Hasankeyf, Ilısu, Veysel Eroğlu Barajı, adına ne derseniz deyin, yok edilen, yıkıp sulara gömülen bu tarih ve doğal güzellikler hafızamızdan asla silinmeyecek, yok olmayacaktır.
On iki bin yıllık geçmişe sahip Hasankeyf, zamana direnebildi ama Ilısu Barajı’na direnemedi.
1954 yılında gündeme gelen ve 4 Ağustos 2006 tarihinde temeli atılan Ilısu Barajı ve HES projesi tarihi Hasankeyf’i yuttu.

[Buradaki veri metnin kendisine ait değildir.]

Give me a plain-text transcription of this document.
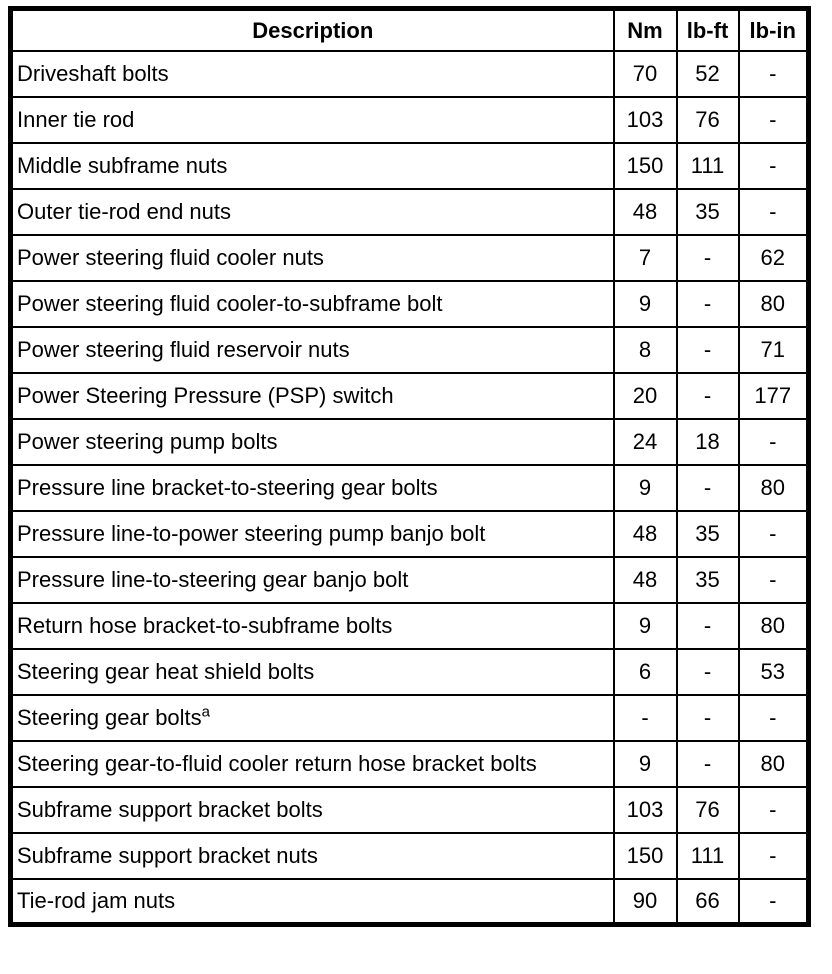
Description	Nm	lb-ft	lb-in
Driveshaft bolts	70	52	-
Inner tie rod	103	76	-
Middle subframe nuts	150	111	-
Outer tie-rod end nuts	48	35	-
Power steering fluid cooler nuts	7	-	62
Power steering fluid cooler-to-subframe bolt	9	-	80
Power steering fluid reservoir nuts	8	-	71
Power Steering Pressure (PSP) switch	20	-	177
Power steering pump bolts	24	18	-
Pressure line bracket-to-steering gear bolts	9	-	80
Pressure line-to-power steering pump banjo bolt	48	35	-
Pressure line-to-steering gear banjo bolt	48	35	-
Return hose bracket-to-subframe bolts	9	-	80
Steering gear heat shield bolts	6	-	53
Steering gear bolts$^a$	-	-	-
Steering gear-to-fluid cooler return hose bracket bolts	9	-	80
Subframe support bracket bolts	103	76	-
Subframe support bracket nuts	150	111	-
Tie-rod jam nuts	90	66	-
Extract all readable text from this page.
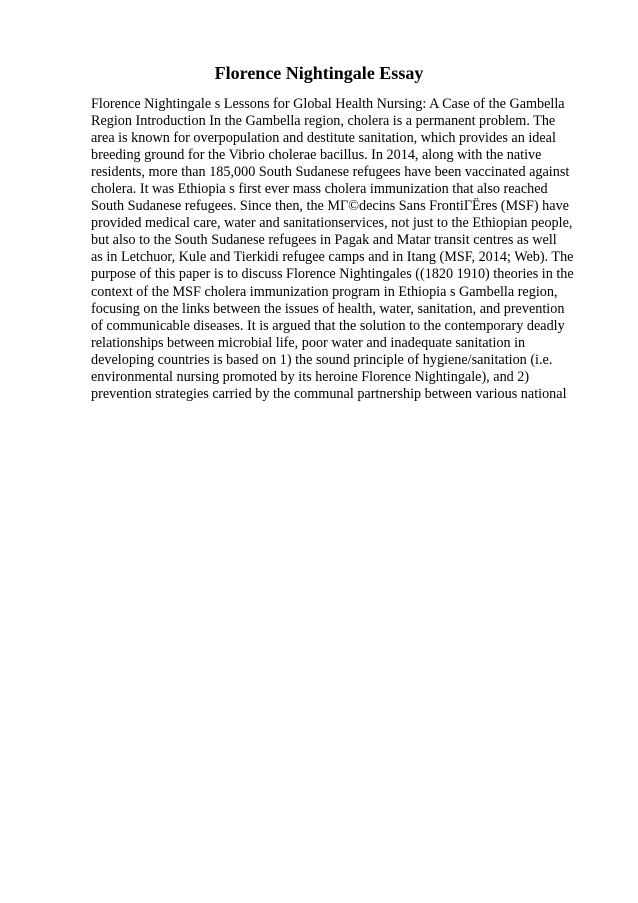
Florence Nightingale Essay
Florence Nightingale s Lessons for Global Health Nursing: A Case of the Gambella
Region Introduction In the Gambella region, cholera is a permanent problem. The
area is known for overpopulation and destitute sanitation, which provides an ideal
breeding ground for the Vibrio cholerae bacillus. In 2014, along with the native
residents, more than 185,000 South Sudanese refugees have been vaccinated against
cholera. It was Ethiopia s first ever mass cholera immunization that also reached
South Sudanese refugees. Since then, the MГ©decins Sans FrontiГЁres (MSF) have
provided medical care, water and sanitationservices, not just to the Ethiopian people,
but also to the South Sudanese refugees in Pagak and Matar transit centres as well
as in Letchuor, Kule and Tierkidi refugee camps and in Itang (MSF, 2014; Web). The
purpose of this paper is to discuss Florence Nightingales ((1820 1910) theories in the
context of the MSF cholera immunization program in Ethiopia s Gambella region,
focusing on the links between the issues of health, water, sanitation, and prevention
of communicable diseases. It is argued that the solution to the contemporary deadly
relationships between microbial life, poor water and inadequate sanitation in
developing countries is based on 1) the sound principle of hygiene/sanitation (i.e.
environmental nursing promoted by its heroine Florence Nightingale), and 2)
prevention strategies carried by the communal partnership between various national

Ağustos 2019’da su tutulmaya başlanan barajın altı türbininden ilki 19 Mayıs 2020 tarihinde yapılan açılış töreniyle enerji üretimine başladı. Tarihi ve doğal güzellikleri ile medeniyetlerin başkenti olan Hasankeyf 50 yıllık baraja resmi bir şekilde ve resmi bir törenle de kurban edildi.
Beş büyük medeniyete beşiklik eden tarihi antik kent Hasankeyf bugün artık beton kent olarak yeni bir yerleşke. Büyük bir yıkım, talan ve tarihsel yok oluş yaşandı. Onlarca tarihi eser taşındı, seksen beş köy boşaltıldı, yüz binlerce dönümlük birinci derecede sulu tarım arazisi yok edildi. Yüz bine yakın insan yerinden yurdundan göç ettirilerek büyük metropollerin yozlaşma kültürünün en üst seviyede olduğu kenar semtlerine göç ettirildi.

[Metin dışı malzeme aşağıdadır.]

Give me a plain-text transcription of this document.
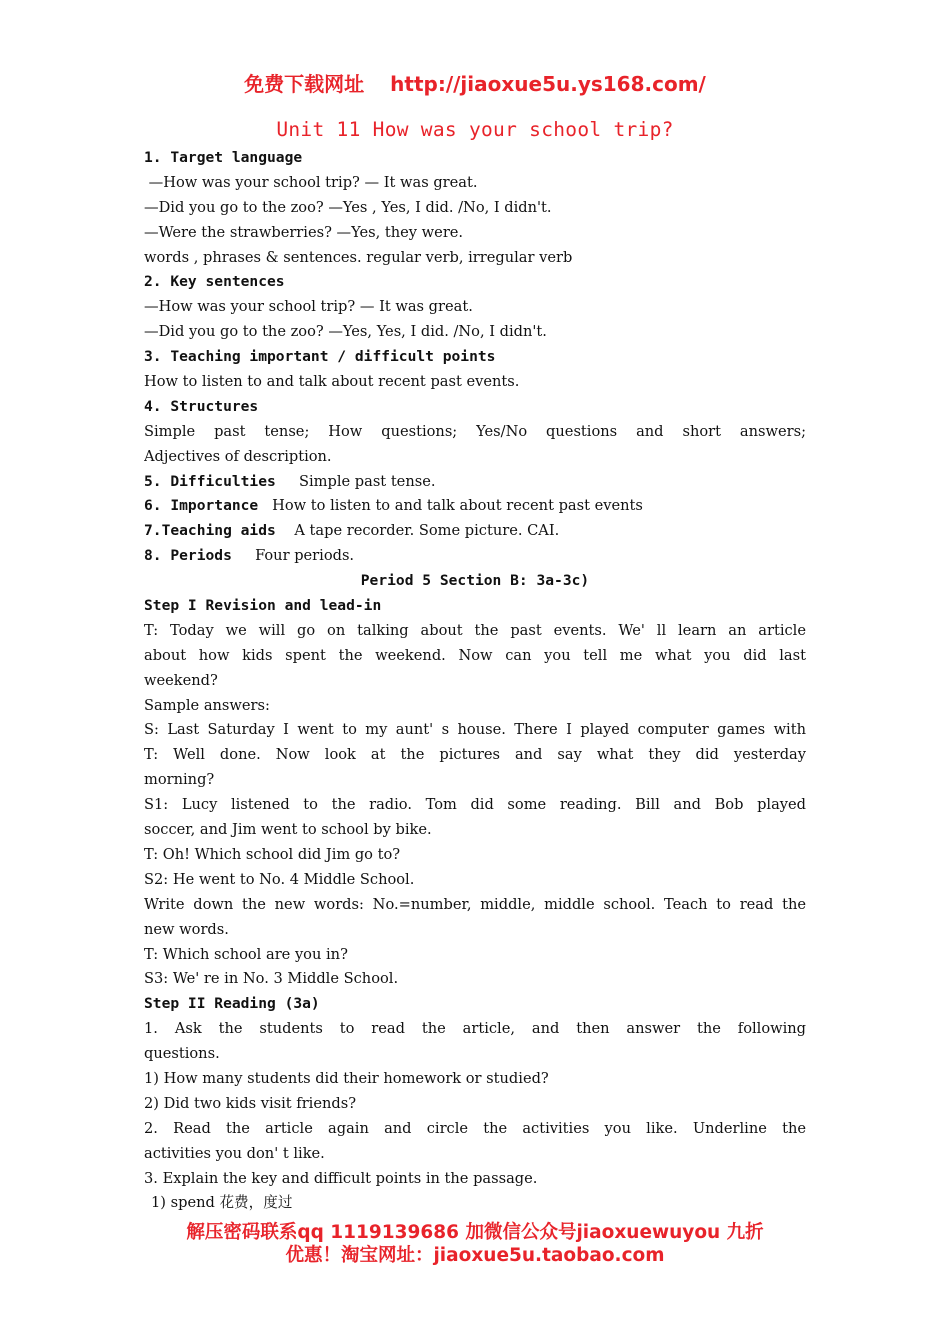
免费下载网址 http://jiaoxue5u.ys168.com/
Unit 11 How was your school trip?
1. Target language
—How was your school trip? — It was great.
—Did you go to the zoo? —Yes , Yes, I did. /No, I didn't.
—Were the strawberries? —Yes, they were.
words , phrases & sentences. regular verb, irregular verb
2. Key sentences
—How was your school trip? — It was great.
—Did you go to the zoo? —Yes, Yes, I did. /No, I didn't.
3. Teaching important / difficult points
How to listen to and talk about recent past events.
4. Structures
Simple past tense; How questions; Yes/No questions and short answers;
Adjectives of description.
5. Difficulties     Simple past tense.
6. Importance   How to listen to and talk about recent past events
7.Teaching aids    A tape recorder. Some picture. CAI.
8. Periods     Four periods.
Period 5 Section B: 3a-3c)
Step I Revision and lead-in
T: Today we will go on talking about the past events. We' ll learn an article
about how kids spent the weekend. Now can you tell me what you did last
weekend?
Sample answers:
S: Last Saturday I went to my aunt' s house. There I played computer games with
T: Well done. Now look at the pictures and say what they did yesterday
morning?
S1: Lucy listened to the radio. Tom did some reading. Bill and Bob played
soccer, and Jim went to school by bike.
T: Oh! Which school did Jim go to?
S2: He went to No. 4 Middle School.
Write down the new words: No.=number, middle, middle school. Teach to read the
new words.
T: Which school are you in?
S3: We' re in No. 3 Middle School.
Step II Reading (3a)
1. Ask the students to read the article, and then answer the following
questions.
1) How many students did their homework or studied?
2) Did two kids visit friends?
2. Read the article again and circle the activities you like. Underline the
activities you don' t like.
3. Explain the key and difficult points in the passage.
1) spend 花费，度过
解压密码联系qq 1119139686 加微信公众号jiaoxuewuyou 九折
优惠！淘宝网址：jiaoxue5u.taobao.com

Ilısu Barajı ile sular altında bırakılan Hasankeyf’te tarihi eserleri taşıma ve yıkım işlemleri rant kapısına dönüştürüldü. Projenin, yeniden yerleşim çalışmaları, sözde tarihi ve kültürel varlıkların korunması ile diğer inşaatlarla birlikte yaklaşık 20 milyar liraya mal olduğu söylenmekte. 12.000 yıllık geçmişe sahip tarihi Hasankeyf barajının 12 milyar TL’ye inşa edildiği söylendi. Baraj nedeni ile nedeniyle kimi tarihi eserlerin taşınması için şimdiye değin net olarak ne kadar harcandığı bilinmiyor.
Hasankeyf’teki 5 eserin taşıma maliyeti 170 milyon lira. Tam taşıma maliyetinin ne olduğunu bilinmiyor diyeceğiz ama sonuçlarını ekonomideki çöküşle ve her gün yapılan zamlar aslında ifade ediyor.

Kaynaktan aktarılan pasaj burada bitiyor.